In this project, we aim to predict rainfall in the African Sahel region with various machine learning and deep learning methods. As data, we use a CICMoD - a climate index collection based on model data from two state-of-the-art earth system models. For details, see: https://github.com/MarcoLandtHayen/climate_index_collection
For now, we're developing in a Docker container with JupyterLab environment, Tensorflow and several extensions, based on martinclaus/py-da-stack.
To start a JupyterLab within this container, run
$ docker pull mlandthayen/py-da-tf:shap
$ docker run -p 8888:8888 --rm -it -v $PWD:/work -w /work mlandthayen/py-da-tf:shap jupyter lab --ip=0.0.0.0
and open the URL starting on http://127.0.0.1...
.
Then, open a Terminal within JupyterLab and run
$ python -m pip install -e .
to have a local editable installation of the package.

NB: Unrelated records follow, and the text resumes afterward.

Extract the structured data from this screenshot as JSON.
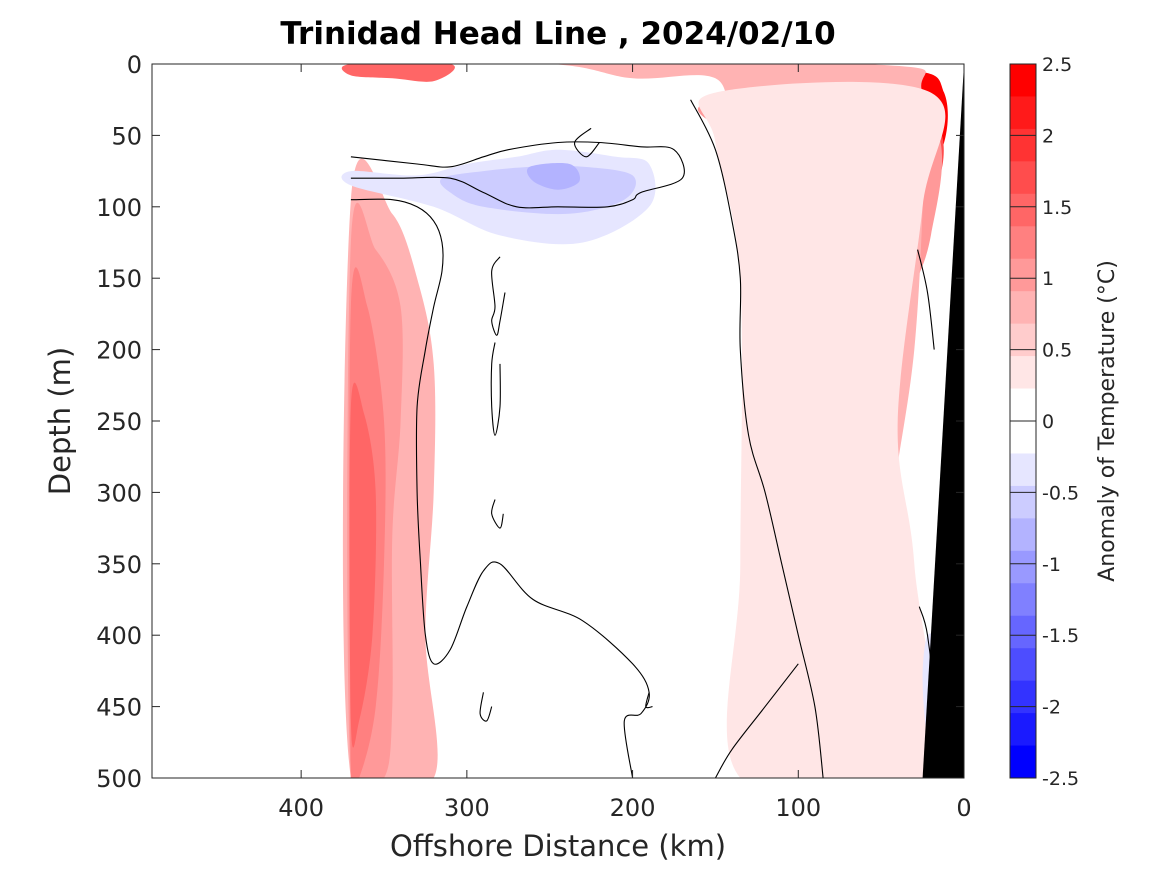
{
  "chart_data": {
    "type": "heatmap",
    "title": "Trinidad Head Line , 2024/02/10",
    "xlabel": "Offshore Distance (km)",
    "ylabel": "Depth (m)",
    "colorbar_label": "Anomaly of Temperature (°C)",
    "xlim": [
      490,
      0
    ],
    "ylim": [
      0,
      500
    ],
    "x_reversed": true,
    "y_reversed": true,
    "xticks": [
      "400",
      "300",
      "200",
      "100",
      "0"
    ],
    "xtick_values": [
      400,
      300,
      200,
      100,
      0
    ],
    "yticks": [
      "0",
      "50",
      "100",
      "150",
      "200",
      "250",
      "300",
      "350",
      "400",
      "450",
      "500"
    ],
    "ytick_values": [
      0,
      50,
      100,
      150,
      200,
      250,
      300,
      350,
      400,
      450,
      500
    ],
    "colorbar": {
      "range": [
        -2.5,
        2.5
      ],
      "step": 0.25,
      "tick_labels": [
        "2.5",
        "2",
        "1.5",
        "1",
        "0.5",
        "0",
        "-0.5",
        "-1",
        "-1.5",
        "-2",
        "-2.5"
      ],
      "tick_values": [
        2.5,
        2,
        1.5,
        1,
        0.5,
        0,
        -0.5,
        -1,
        -1.5,
        -2,
        -2.5
      ],
      "colors_top_to_bottom": [
        "#ff0000",
        "#ff1a1a",
        "#ff3333",
        "#ff4d4d",
        "#ff6666",
        "#ff8080",
        "#ff9999",
        "#ffb3b3",
        "#ffcccc",
        "#ffe6e6",
        "#ffffff",
        "#ffffff",
        "#e6e6ff",
        "#ccccff",
        "#b3b3ff",
        "#9999ff",
        "#8080ff",
        "#6666ff",
        "#4d4dff",
        "#3333ff",
        "#1a1aff",
        "#0000ff"
      ]
    },
    "data_extent_km": [
      370,
      0
    ],
    "field_regions": [
      {
        "level": 1.5,
        "points": [
          [
            370,
            0
          ],
          [
            310,
            0
          ],
          [
            320,
            12
          ],
          [
            345,
            10
          ],
          [
            370,
            8
          ]
        ]
      },
      {
        "level": 2.5,
        "points": [
          [
            115,
            10
          ],
          [
            30,
            5
          ],
          [
            12,
            20
          ],
          [
            12,
            55
          ],
          [
            30,
            95
          ],
          [
            55,
            95
          ],
          [
            75,
            70
          ],
          [
            100,
            50
          ],
          [
            115,
            30
          ]
        ]
      },
      {
        "level": 1.75,
        "points": [
          [
            125,
            30
          ],
          [
            100,
            55
          ],
          [
            80,
            85
          ],
          [
            55,
            110
          ],
          [
            35,
            110
          ],
          [
            15,
            80
          ],
          [
            15,
            45
          ],
          [
            40,
            30
          ]
        ]
      },
      {
        "level": 1.0,
        "points": [
          [
            160,
            30
          ],
          [
            130,
            60
          ],
          [
            110,
            110
          ],
          [
            100,
            150
          ],
          [
            80,
            200
          ],
          [
            40,
            170
          ],
          [
            20,
            120
          ],
          [
            20,
            40
          ],
          [
            100,
            20
          ]
        ]
      },
      {
        "level": 0.75,
        "points": [
          [
            370,
            0
          ],
          [
            250,
            0
          ],
          [
            200,
            10
          ],
          [
            150,
            10
          ],
          [
            140,
            45
          ],
          [
            120,
            70
          ],
          [
            110,
            150
          ],
          [
            115,
            220
          ],
          [
            80,
            260
          ],
          [
            55,
            320
          ],
          [
            50,
            350
          ],
          [
            40,
            280
          ],
          [
            30,
            200
          ],
          [
            25,
            100
          ],
          [
            25,
            20
          ],
          [
            60,
            0
          ]
        ]
      },
      {
        "level": 0.25,
        "points": [
          [
            150,
            55
          ],
          [
            135,
            150
          ],
          [
            135,
            350
          ],
          [
            135,
            500
          ],
          [
            25,
            500
          ],
          [
            30,
            350
          ],
          [
            40,
            250
          ],
          [
            25,
            100
          ],
          [
            20,
            20
          ],
          [
            150,
            20
          ]
        ]
      },
      {
        "level": 0.75,
        "points": [
          [
            370,
            95
          ],
          [
            345,
            105
          ],
          [
            330,
            150
          ],
          [
            320,
            210
          ],
          [
            320,
            300
          ],
          [
            325,
            400
          ],
          [
            320,
            500
          ],
          [
            370,
            500
          ]
        ]
      },
      {
        "level": 1.0,
        "points": [
          [
            370,
            125
          ],
          [
            355,
            130
          ],
          [
            340,
            170
          ],
          [
            340,
            250
          ],
          [
            345,
            330
          ],
          [
            345,
            450
          ],
          [
            350,
            500
          ],
          [
            370,
            500
          ]
        ]
      },
      {
        "level": 1.25,
        "points": [
          [
            370,
            170
          ],
          [
            360,
            170
          ],
          [
            350,
            250
          ],
          [
            350,
            350
          ],
          [
            355,
            450
          ],
          [
            365,
            500
          ],
          [
            370,
            500
          ]
        ]
      },
      {
        "level": 1.5,
        "points": [
          [
            370,
            240
          ],
          [
            362,
            245
          ],
          [
            355,
            300
          ],
          [
            357,
            400
          ],
          [
            365,
            460
          ],
          [
            370,
            460
          ]
        ]
      },
      {
        "level": -0.25,
        "points": [
          [
            370,
            75
          ],
          [
            330,
            78
          ],
          [
            300,
            70
          ],
          [
            270,
            65
          ],
          [
            245,
            60
          ],
          [
            210,
            65
          ],
          [
            190,
            70
          ],
          [
            190,
            100
          ],
          [
            230,
            125
          ],
          [
            280,
            120
          ],
          [
            320,
            100
          ],
          [
            370,
            85
          ]
        ]
      },
      {
        "level": -0.5,
        "points": [
          [
            315,
            80
          ],
          [
            290,
            75
          ],
          [
            260,
            72
          ],
          [
            230,
            72
          ],
          [
            200,
            78
          ],
          [
            205,
            95
          ],
          [
            240,
            105
          ],
          [
            290,
            100
          ],
          [
            310,
            90
          ]
        ]
      },
      {
        "level": -0.75,
        "points": [
          [
            262,
            72
          ],
          [
            238,
            70
          ],
          [
            232,
            82
          ],
          [
            245,
            88
          ],
          [
            260,
            82
          ]
        ]
      },
      {
        "level": -0.25,
        "points": [
          [
            22,
            400
          ],
          [
            15,
            410
          ],
          [
            15,
            460
          ],
          [
            22,
            470
          ],
          [
            25,
            430
          ]
        ]
      }
    ],
    "zero_contours": [
      [
        [
          370,
          65
        ],
        [
          330,
          70
        ],
        [
          310,
          72
        ],
        [
          290,
          65
        ],
        [
          275,
          60
        ],
        [
          245,
          55
        ],
        [
          220,
          55
        ],
        [
          195,
          58
        ],
        [
          175,
          60
        ],
        [
          170,
          80
        ],
        [
          195,
          90
        ],
        [
          200,
          95
        ],
        [
          215,
          100
        ],
        [
          245,
          100
        ],
        [
          270,
          100
        ],
        [
          290,
          90
        ],
        [
          310,
          80
        ],
        [
          340,
          80
        ],
        [
          370,
          80
        ]
      ],
      [
        [
          370,
          95
        ],
        [
          345,
          95
        ],
        [
          330,
          100
        ],
        [
          320,
          110
        ],
        [
          315,
          125
        ],
        [
          315,
          145
        ],
        [
          320,
          170
        ],
        [
          325,
          200
        ],
        [
          330,
          240
        ],
        [
          330,
          300
        ],
        [
          328,
          350
        ],
        [
          325,
          400
        ],
        [
          320,
          420
        ],
        [
          310,
          410
        ],
        [
          300,
          380
        ],
        [
          290,
          355
        ],
        [
          280,
          350
        ],
        [
          260,
          375
        ],
        [
          230,
          390
        ],
        [
          200,
          420
        ],
        [
          190,
          440
        ],
        [
          195,
          455
        ],
        [
          205,
          460
        ],
        [
          200,
          500
        ]
      ],
      [
        [
          280,
          135
        ],
        [
          285,
          145
        ],
        [
          283,
          170
        ],
        [
          285,
          180
        ],
        [
          282,
          190
        ],
        [
          280,
          180
        ],
        [
          277,
          160
        ]
      ],
      [
        [
          283,
          195
        ],
        [
          285,
          210
        ],
        [
          285,
          240
        ],
        [
          283,
          260
        ],
        [
          280,
          240
        ],
        [
          280,
          210
        ]
      ],
      [
        [
          283,
          305
        ],
        [
          285,
          315
        ],
        [
          280,
          325
        ],
        [
          278,
          315
        ]
      ],
      [
        [
          290,
          440
        ],
        [
          292,
          455
        ],
        [
          288,
          460
        ],
        [
          285,
          450
        ]
      ],
      [
        [
          190,
          440
        ],
        [
          192,
          450
        ],
        [
          188,
          450
        ]
      ],
      [
        [
          225,
          45
        ],
        [
          235,
          55
        ],
        [
          228,
          65
        ],
        [
          220,
          55
        ]
      ],
      [
        [
          165,
          25
        ],
        [
          150,
          60
        ],
        [
          140,
          110
        ],
        [
          135,
          150
        ],
        [
          135,
          200
        ],
        [
          130,
          260
        ],
        [
          120,
          300
        ],
        [
          110,
          350
        ],
        [
          100,
          400
        ],
        [
          90,
          450
        ],
        [
          85,
          500
        ]
      ],
      [
        [
          100,
          420
        ],
        [
          120,
          450
        ],
        [
          140,
          480
        ],
        [
          150,
          500
        ]
      ],
      [
        [
          28,
          130
        ],
        [
          22,
          160
        ],
        [
          18,
          200
        ]
      ],
      [
        [
          27,
          380
        ],
        [
          22,
          400
        ],
        [
          18,
          450
        ],
        [
          22,
          490
        ]
      ]
    ],
    "land": [
      [
        25,
        500
      ],
      [
        0,
        500
      ],
      [
        0,
        0
      ],
      [
        25,
        500
      ]
    ]
  }
}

Additionally, there's a container image having predict_sahel_rainfall as pre-installed Python package: https://hub.docker.com/r/mlandthayen/predict_sahel_rainfall.
You can use it wherever Docker is installed by running:
$ docker pull mlandthayen/predict_sahel_rainfall:<tag>
$ docker run -p 8888:8888 --rm -it -v $PWD:/work -w /work mlandthayen/predict_sahel_rainfall:<tag> jupyter lab --ip=0.0.0.0
and open the URL starting on http://127.0.0.1...
.
Here, <tag>
can either be latest
or a more specific tag.
You can use it wherever Singularity is installed by essentially running:
$ singularity pull --disable-cache <target.sif> docker://mlandthayen/predict_sahel_rainfall:<tag>
$ singularity run --bind $WORK <target.sif> jupyter lab --no-browser --ip $(hostname) $WORK
Here, <tag>
can either be latest
or a more specific tag.
And <target.sif>
specifies the target file to store the container image.
Project based on the cookiecutter science project template.